In 1710 the lands of Auldhouse became the property of Robert Sanders, printer and bookseller in Glasgow, as vassal to my Lord Pollok. Semple, in his history of Renfrewshire, says the house and lands came afterwards to Mr. John Wardrop, bailie of the regality of Glasgow; he was succeeded by his son Robert, who, in the year 1782, alienated the house and lands of Auldhouse to Jean Maxwell, sister of Sir James Maxwell of Nether Pollok.
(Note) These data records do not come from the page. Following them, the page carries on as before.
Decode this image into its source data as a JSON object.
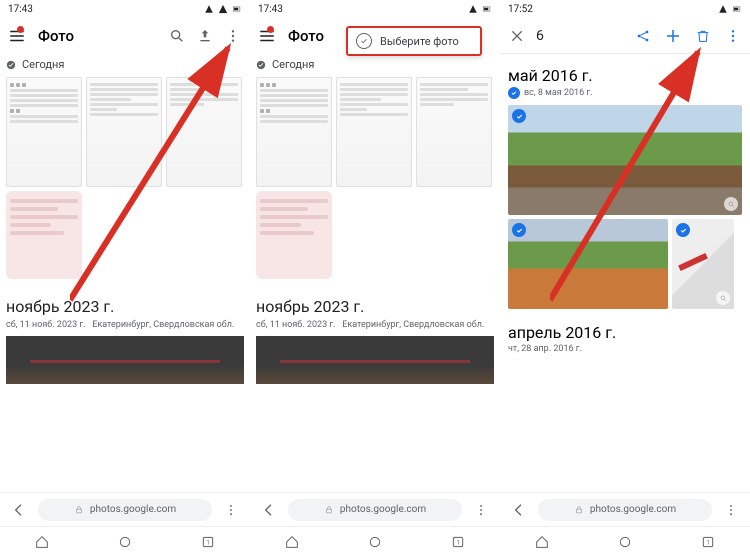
{
  "status": {
    "time1": "17:43",
    "time2": "17:43",
    "time3": "17:52"
  },
  "panel1": {
    "title": "Фото",
    "today": "Сегодня",
    "month": "ноябрь 2023 г.",
    "date": "сб, 11 нояб. 2023 г.",
    "location": "Екатеринбург, Свердловская обл."
  },
  "panel2": {
    "title": "Фото",
    "select_label": "Выберите фото",
    "today": "Сегодня",
    "month": "ноябрь 2023 г.",
    "date": "сб, 11 нояб. 2023 г.",
    "location": "Екатеринбург, Свердловская обл."
  },
  "panel3": {
    "count": "6",
    "month1": "май 2016 г.",
    "date1": "вс, 8 мая 2016 г.",
    "month2": "апрель 2016 г.",
    "date2": "чт, 28 апр. 2016 г."
  },
  "browser": {
    "url": "photos.google.com",
    "tab_count": "1"
  }
}
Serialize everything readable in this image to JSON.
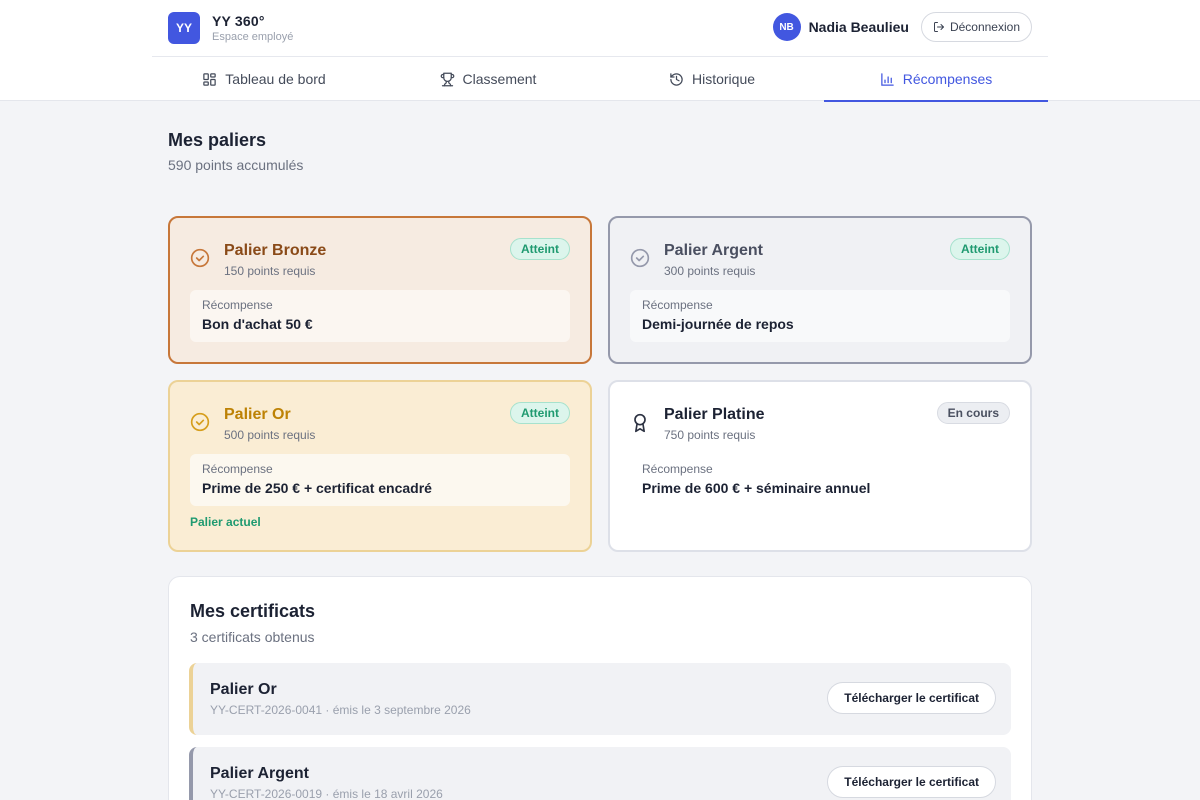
{
  "brand": {
    "logo": "YY",
    "name": "YY 360°",
    "subtitle": "Espace employé"
  },
  "user": {
    "initials": "NB",
    "name": "Nadia Beaulieu",
    "logout_label": "Déconnexion"
  },
  "tabs": [
    {
      "label": "Tableau de bord",
      "icon": "dashboard-icon",
      "active": false
    },
    {
      "label": "Classement",
      "icon": "trophy-icon",
      "active": false
    },
    {
      "label": "Historique",
      "icon": "history-icon",
      "active": false
    },
    {
      "label": "Récompenses",
      "icon": "bar-chart-icon",
      "active": true
    }
  ],
  "paliers": {
    "title": "Mes paliers",
    "subtitle": "590 points accumulés",
    "reward_label": "Récompense",
    "current_label": "Palier actuel",
    "tiers": [
      {
        "name": "Palier Bronze",
        "required": "150 points requis",
        "status": "Atteint",
        "reward": "Bon d'achat 50 €",
        "color": "#c7773a"
      },
      {
        "name": "Palier Argent",
        "required": "300 points requis",
        "status": "Atteint",
        "reward": "Demi-journée de repos",
        "color": "#9599ab"
      },
      {
        "name": "Palier Or",
        "required": "500 points requis",
        "status": "Atteint",
        "reward": "Prime de 250 € + certificat encadré",
        "color": "#bd8205",
        "current": true
      },
      {
        "name": "Palier Platine",
        "required": "750 points requis",
        "status": "En cours",
        "reward": "Prime de 600 € + séminaire annuel",
        "color": "#1c2233"
      }
    ]
  },
  "certificats": {
    "title": "Mes certificats",
    "subtitle": "3 certificats obtenus",
    "download_label": "Télécharger le certificat",
    "items": [
      {
        "title": "Palier Or",
        "meta": "YY-CERT-2026-0041 · émis le 3 septembre 2026"
      },
      {
        "title": "Palier Argent",
        "meta": "YY-CERT-2026-0019 · émis le 18 avril 2026"
      }
    ]
  },
  "colors": {
    "accent": "#4257e0",
    "success": "#1f9a70"
  }
}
This Robert Sanders of Auldhouse, 10th November, 1726, disponed to the Merchants' House of Glasgow a bond of one thousand merks, due by James Dunlop of Househill, to continue at interest until it amounted to two thousand merks, the interest of which, he directed, should be given as an apprentice fee to a poor boy, son of a burgess of the craft rank and freeman of his corporation, to be bound to any lawful calling of the craft rank. The deed is registered in the town court books of Glasgow 20th May, 1730.

On the 9th February, 1728, by another deed, he mortified to the Merchants' House the whole of his estate of Auldhouse, for the payment of one hundred pounds Scots yearly as a bursary at the College of Glasgow to a young man, a student of Divinity, for five years, and of one hundred merks as apprentice fees to poor boys, sons of honest poor burgesses merchants or tradesmen, to be bound to any lawful trade or calling within the city of Glasgow, the apprentice fee being payable year and day after admission. Subsequently he bequeathed the whole of his property to the Merchants' House for the better endowment of his mortification.

The Merchants' House, in the year 1744, sold about four acres of Nether Auldhouse to the Printfield Company of Pollokshaws (2) for the payment of an annual feu-duty, and in the following year they sold the remainder of the estate to the above-mentioned John Wardrop, a writer in Glasgow, for a sum in hand and a yearly feu-duty. Subsequently Wardrop's portion, which formed the greater part of the Auldhouse estate, was re-acquired by the Maxwells of Nether Pollok.

(1) Son of Elizabeth, one of the three sisters and heiress portioners of George and Thomas Hutcheson, the founders of Hutchesons' Hospital in Glasgow, who, on inheriting Auchingray, took the name of Hutcheson.

(2) This was the first regular printfield here, or, we suppose, in Scotland. Archibald Ingram (Provost 1762-3) was at the head of it, and John Glassford of Dugalston and others were partners.